Get Yourself Excited about Transit
In dense cities, transit can often be faster than driving. On a day when you have some extra time, download the Transit app to see your options and try taking lightrail, a train, or a bus to your destination instead of your own vehicle. Once you get in a routine, challenge yourself to take transit one day each week, then two, and so on until it becomes a regular part of your routine!
Once you find your transit flow, enjoy the ride! Make a great playlist that gets you hyped for work, download recent episodes from your favorite podcasts, make a list of books you've dreamed of reading and work your way through them one-by-one, etc. Riding transit instead of driving doesn't just help the environment, you'll find that it also gives you back valuable time you would have otherwise spent sitting in traffic.
If you simply can't avoid driving much of the time, make yourself accountable to reduce your impact in other ways.
- Cut down your meat consumption (or eliminate it from your diet altogether.) The agriculture industry is one of the largest sources of pollution worldwide, and it's the single-largest cause of wildlife extinction.
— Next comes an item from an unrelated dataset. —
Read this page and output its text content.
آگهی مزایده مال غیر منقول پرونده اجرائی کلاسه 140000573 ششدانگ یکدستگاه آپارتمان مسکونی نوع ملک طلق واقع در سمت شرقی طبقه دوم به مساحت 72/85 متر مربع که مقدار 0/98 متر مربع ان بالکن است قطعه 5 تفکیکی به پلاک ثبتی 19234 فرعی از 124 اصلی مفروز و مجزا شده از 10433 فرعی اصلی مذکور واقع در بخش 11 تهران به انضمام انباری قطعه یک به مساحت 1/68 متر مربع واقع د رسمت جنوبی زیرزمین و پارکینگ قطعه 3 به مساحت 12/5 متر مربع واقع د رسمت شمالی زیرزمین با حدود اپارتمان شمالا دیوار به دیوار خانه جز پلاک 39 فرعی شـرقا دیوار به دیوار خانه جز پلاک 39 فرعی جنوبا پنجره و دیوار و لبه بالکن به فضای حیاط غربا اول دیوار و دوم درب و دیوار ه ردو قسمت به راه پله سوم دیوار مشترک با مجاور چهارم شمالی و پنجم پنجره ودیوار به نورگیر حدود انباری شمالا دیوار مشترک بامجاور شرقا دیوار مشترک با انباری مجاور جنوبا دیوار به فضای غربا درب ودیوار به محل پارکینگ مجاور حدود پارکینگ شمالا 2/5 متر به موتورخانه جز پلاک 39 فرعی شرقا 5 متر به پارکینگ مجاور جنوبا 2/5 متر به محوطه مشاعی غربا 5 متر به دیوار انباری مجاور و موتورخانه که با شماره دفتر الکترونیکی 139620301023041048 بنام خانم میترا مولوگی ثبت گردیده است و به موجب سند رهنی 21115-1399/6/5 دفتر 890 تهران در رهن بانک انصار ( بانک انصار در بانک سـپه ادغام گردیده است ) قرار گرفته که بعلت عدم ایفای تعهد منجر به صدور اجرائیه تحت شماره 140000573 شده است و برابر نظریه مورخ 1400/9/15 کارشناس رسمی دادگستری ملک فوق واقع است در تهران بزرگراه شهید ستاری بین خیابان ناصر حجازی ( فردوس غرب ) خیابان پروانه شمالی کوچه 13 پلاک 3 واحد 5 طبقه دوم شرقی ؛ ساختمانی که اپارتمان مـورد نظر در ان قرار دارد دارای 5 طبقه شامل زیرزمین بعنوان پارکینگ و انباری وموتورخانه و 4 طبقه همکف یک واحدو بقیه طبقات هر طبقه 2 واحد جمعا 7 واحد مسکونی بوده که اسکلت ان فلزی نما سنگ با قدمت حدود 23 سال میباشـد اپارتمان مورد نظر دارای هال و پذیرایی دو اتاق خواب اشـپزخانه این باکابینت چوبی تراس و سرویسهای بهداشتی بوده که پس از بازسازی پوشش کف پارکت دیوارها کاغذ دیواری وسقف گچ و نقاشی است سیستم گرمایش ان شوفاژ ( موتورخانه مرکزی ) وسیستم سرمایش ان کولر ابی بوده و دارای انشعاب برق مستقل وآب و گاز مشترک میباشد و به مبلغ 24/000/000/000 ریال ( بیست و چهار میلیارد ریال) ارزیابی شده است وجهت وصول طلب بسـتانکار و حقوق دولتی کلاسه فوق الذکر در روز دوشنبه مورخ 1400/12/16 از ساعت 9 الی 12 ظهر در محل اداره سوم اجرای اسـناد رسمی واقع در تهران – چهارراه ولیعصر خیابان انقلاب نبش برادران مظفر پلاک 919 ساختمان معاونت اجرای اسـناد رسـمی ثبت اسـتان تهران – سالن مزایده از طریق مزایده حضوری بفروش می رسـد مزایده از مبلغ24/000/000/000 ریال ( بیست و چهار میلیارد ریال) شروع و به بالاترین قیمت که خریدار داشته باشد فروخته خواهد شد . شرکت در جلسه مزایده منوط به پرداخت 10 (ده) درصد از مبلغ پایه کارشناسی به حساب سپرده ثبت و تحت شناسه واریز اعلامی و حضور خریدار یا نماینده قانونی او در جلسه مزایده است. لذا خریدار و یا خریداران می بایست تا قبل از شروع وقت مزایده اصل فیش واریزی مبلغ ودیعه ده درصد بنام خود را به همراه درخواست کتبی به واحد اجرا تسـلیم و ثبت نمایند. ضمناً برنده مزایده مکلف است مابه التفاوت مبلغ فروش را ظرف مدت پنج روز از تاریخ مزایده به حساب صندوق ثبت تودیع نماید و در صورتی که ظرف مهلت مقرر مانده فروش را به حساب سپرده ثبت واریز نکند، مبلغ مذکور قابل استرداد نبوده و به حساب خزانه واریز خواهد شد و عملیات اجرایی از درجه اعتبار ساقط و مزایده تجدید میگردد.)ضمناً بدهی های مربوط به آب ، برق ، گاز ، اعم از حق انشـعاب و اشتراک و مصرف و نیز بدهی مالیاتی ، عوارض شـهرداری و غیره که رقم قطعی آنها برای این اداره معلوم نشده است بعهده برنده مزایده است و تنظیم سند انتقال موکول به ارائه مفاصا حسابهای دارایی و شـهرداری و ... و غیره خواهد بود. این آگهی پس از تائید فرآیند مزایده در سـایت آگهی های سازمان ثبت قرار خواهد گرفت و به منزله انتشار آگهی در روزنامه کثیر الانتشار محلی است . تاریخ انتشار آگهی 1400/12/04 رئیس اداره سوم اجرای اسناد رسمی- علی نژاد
Some say that "without meat and dairy consumption, global farmland use could be reduced by more than 75%."
- Follow the classic trio: Reduce, Reuse, Recycle (in that order!) Reduce your consumption as much as possible. Try to avoid buying material goods you don't need, and driving places you don't need to drive. Reuse things you already have, or repair things that are broken rather than replacing them whenever possible. Recycle as a last resort! Although recycling is helpful, the energy used to recycle is often harmful in itself.
- Reduce your use of single-use plastics. Bring glass containers for leftovers, carry an extra reusable bag with you (they always come in handy!) and even pick up a biodegradable toothbrush.
Drive Smaller, and Drive Safely
When you must drive, consider the nature of your vehicle. Trucks and SUVs are more popular than ever, leading to a substantial increase in the number of pedestrian fatalities and fatal crashes involving smaller vehicles. Not long ago, scientists in Montreal studied over 3 million crashes and found that those driving an SUV instead of a sedan were 224% more likely to cause a fatal crash. Driving a big car makes you less likely to see smaller vehicles and pedestrians, and more likely to cause serious harm on impact. If you have an option, choose to drive a smaller vehicle as a part of keeping your community safe. If driving a larger vehicle, make it a point to eliminate distractions, always avoid using your phone while driving, and remain aware of your impact on the livelihood of others if acting irresponsibly.
If you've got money to give and you'd like to offset a bit of your impact as a driver, consider giving it to an organization that champions alternative modes of transportation or fights for pedestrian and child safety in our cities. If you don't have financial resources, you can still make a difference! Follow these organizations on social media, like their posts, and share/re-post their posts in your feed! These small (and free) actions go a long way to helping their message reach more supporters, and raise awareness about an important issue.